En el circo donde sirvió de atracción desde su nacimiento, el llamaban “Greco”, pero en el Zoológico los veterinarios lo llaman el “Costeño”, en alusión al lugar donde el MARN junto a otras instituciones lo decomisaron el lunes pasado.
El jaguar de 1.20 metros de largo y 40 kilos de peso, ahora habita en el mismo lugar que dejó Yuma, el jaguar hembra que falleció en noviembre del año pasado debido a la vejez.
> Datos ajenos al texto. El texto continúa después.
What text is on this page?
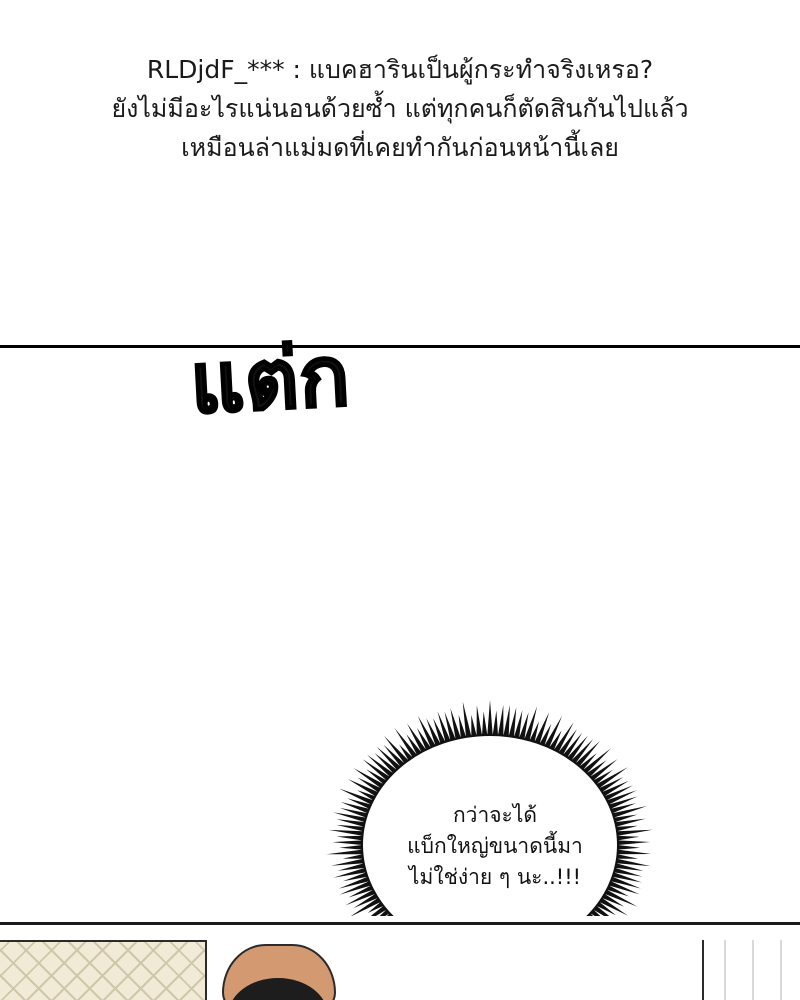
RLDjdF_*** : แบคฮารินเป็นผู้กระทำจริงเหรอ?
ยังไม่มีอะไรแน่นอนด้วยซ้ำ แต่ทุกคนก็ตัดสินกันไปแล้ว
เหมือนล่าแม่มดที่เคยทำกันก่อนหน้านี้เลย
แต่ก
กว่าจะได้
แบ็กใหญ่ขนาดนี้มา
ไม่ใช่ง่าย ๆ นะ..!!!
Los medicamentos que le suministran los veterinarios ya comienzan hacer efecto en las laceraciones que tiene en la pata derecha de adelante y en otras heridas esparcidas en el cuerpo. El apetito felino aflora ante un trozo de pollo crudo que se traga casi en dos mordiscos.
Los resultados de los exámenes de sangre realizados al animal dibujaron el mapa de las condiciones de vida que esta bestia llevaba en el Circo. Pasaba largos períodos sin alimentación ni agua y el arco que se ha formado en su espalda, evidencia que estaba confinado en un lugar pequeño y que pasaba la mayoría del tiempo echado.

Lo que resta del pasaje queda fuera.